Shreco Bakari is one of those filmmakers that’s going places, not because he was born into privilege or has had a lot handed to him. No, it’s because like so many in the independent film world, he has a drive to create and do so in a way that pushes boundaries.
I spoke to the out gay filmmaker who is also a fourth grade teacher as part of our Horror Pride Month series, and like so many, it was important to start at the beginning.
“I became a horror fan when I was around five years old,” he told me. “My grandparents got me into it sort of indirectly. My first horror film I ever watched was Pet Sematary and it scared the hell out of me. From there, I was frightened but I was intrigued. Like, how do they make this scary? I want to watch something else scarier.”
Eventually he did, and he, like many others, has come to blame the miniseries based on Stephen King’s IT for his coulrophobia.

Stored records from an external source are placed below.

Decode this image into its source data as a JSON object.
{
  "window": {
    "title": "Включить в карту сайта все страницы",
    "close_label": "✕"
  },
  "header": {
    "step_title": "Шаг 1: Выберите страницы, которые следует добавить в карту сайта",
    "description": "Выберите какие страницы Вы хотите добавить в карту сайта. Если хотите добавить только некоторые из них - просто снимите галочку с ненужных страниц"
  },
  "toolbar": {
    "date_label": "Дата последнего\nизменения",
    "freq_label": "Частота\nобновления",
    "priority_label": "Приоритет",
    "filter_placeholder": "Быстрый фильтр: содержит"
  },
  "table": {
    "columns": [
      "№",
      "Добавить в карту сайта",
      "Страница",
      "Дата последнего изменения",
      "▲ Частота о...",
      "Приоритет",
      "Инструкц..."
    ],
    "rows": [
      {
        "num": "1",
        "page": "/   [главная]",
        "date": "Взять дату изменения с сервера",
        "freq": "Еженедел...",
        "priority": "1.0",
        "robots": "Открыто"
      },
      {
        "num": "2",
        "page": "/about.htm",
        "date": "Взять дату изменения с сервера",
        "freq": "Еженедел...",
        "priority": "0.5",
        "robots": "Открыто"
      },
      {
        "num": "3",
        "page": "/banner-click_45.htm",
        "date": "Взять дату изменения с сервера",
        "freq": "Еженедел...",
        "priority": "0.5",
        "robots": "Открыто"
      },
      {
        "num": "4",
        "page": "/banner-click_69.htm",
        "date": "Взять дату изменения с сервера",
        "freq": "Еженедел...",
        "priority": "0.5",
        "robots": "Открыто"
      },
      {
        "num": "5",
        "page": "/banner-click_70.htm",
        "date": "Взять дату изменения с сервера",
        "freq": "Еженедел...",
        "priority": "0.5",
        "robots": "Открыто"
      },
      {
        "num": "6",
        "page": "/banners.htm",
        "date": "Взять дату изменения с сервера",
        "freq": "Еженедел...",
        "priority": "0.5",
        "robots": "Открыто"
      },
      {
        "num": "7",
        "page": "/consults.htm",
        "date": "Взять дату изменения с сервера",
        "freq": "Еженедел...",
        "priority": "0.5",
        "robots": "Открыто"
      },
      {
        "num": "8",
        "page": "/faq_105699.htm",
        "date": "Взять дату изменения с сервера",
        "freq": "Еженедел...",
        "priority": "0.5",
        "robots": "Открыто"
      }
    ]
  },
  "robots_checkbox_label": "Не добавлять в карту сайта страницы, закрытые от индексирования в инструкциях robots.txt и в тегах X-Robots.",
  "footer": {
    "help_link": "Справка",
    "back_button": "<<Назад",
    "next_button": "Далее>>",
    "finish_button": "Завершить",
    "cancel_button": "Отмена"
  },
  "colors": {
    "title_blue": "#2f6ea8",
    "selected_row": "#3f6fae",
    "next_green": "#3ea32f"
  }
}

He describes seeing the film as being traumatic, but also admits the trauma did not keep him from seeking out more.
At one point, he recalls hearing about the film Parents, and when his mother forbade him from watching it, he decided to sneak around and see it anyway.
“When I saw it, I was freaked out by it and I wouldn’t even look at my parents,” Bakari recalls laughing. “So my mom finally comes in my room and asks me what’s wrong and I told her I watched it and she yells ‘I told you not to watch that damn movie!'”
The 27 year old grew up in the 90s but it was 80s slashers that ultimately called to him and he points to the work of Wes Craven and Tobe Hooper saying he wasn’t as interested in what was new while he was growing up. He was more interested in how we got to where we were.
“The slasher brings more terror to me,” he admitted. “Someone behind a mask could be anyone. Your mom, your dad, your brother or sister. It could be anyone you know! Leatherface scared me because parts of it were supposedly based on true events. I can hear a chainsaw rev up in a haunted house and I will flip out!”
A lot of us love horror movies, but it takes something more to decide to make them, and Bakari recalls that the inspiration came after a series of rejected auditions following his 2014 stint on MTV’s Million Dollar Maze Runner.
The jobs weren’t happening and he could not figure out why. Feedback was basically non-existent and his frustration grew to the breaking point when the thought finally occurred to him that he should make his own movies.
“Keep in mind I didn’t know shit about making movies,” he said. “Cameras, writing, how to produce, all of that was a new idea to me, but it was like something snapped inside me. I remember what a theater teacher told us in school. If you’re not getting the opportunities you think you deserve, then maybe you should create your own opportunities.”
And that’s exactly what he did. Over the course of three years, he founded Foreman Empire Productions and began writing and producing his own work. By 2018, he had finished his first feature, The Ominous Project and had submitted it to the Sunshine City Film Festival in St. Petersburg, Florida.
“I will never forget getting that email on Christmas Day,” Bakari said. “It said we were one of three U.S. based feature films selected and the only horror film selected for the festival. We went to festival and received their Audience Choice Award and they told us we were the first horror film to do that. It was crazy!”
The Ominous Project is continuing its festival run and has currently been accepted into seven festivals with more on the way, but Bakari isn’t one to sit on his laurels so to speak. He’s already planning new projects and for him, diversity and inclusion isn’t an option, it’s a necessity.
In fact, he’s so committed to bringing in new voices and new experiences to the films that he creates that he’s actually the only man on staff at his production company, a decision for which he’s received no end of scrutiny and grief from outsiders.
“A lot of people think it was a stupid decision, but that’s on them. Diversity is so important right now in the entertainment industry because a lot of queer people, women, and people of color don’t get the representation they deserve,” he explained. “Until diversity is at the forefront, they deserve every opportunity. A lot of people don’t agree, but you’re crazy if you think people are going to sit around and applaud every decision you make and especially when you’re trying to do something different.”
From some men, this might sound like lip service, but one needs to do is spend a half hour chatting with Shreco Bakari to know that he believes in what he’s saying and doing.
It’s exactly this kind of passion that will spur him forward because, outside of watching the movies he saw and loved as a child, Bakari simply does not believe in looking back.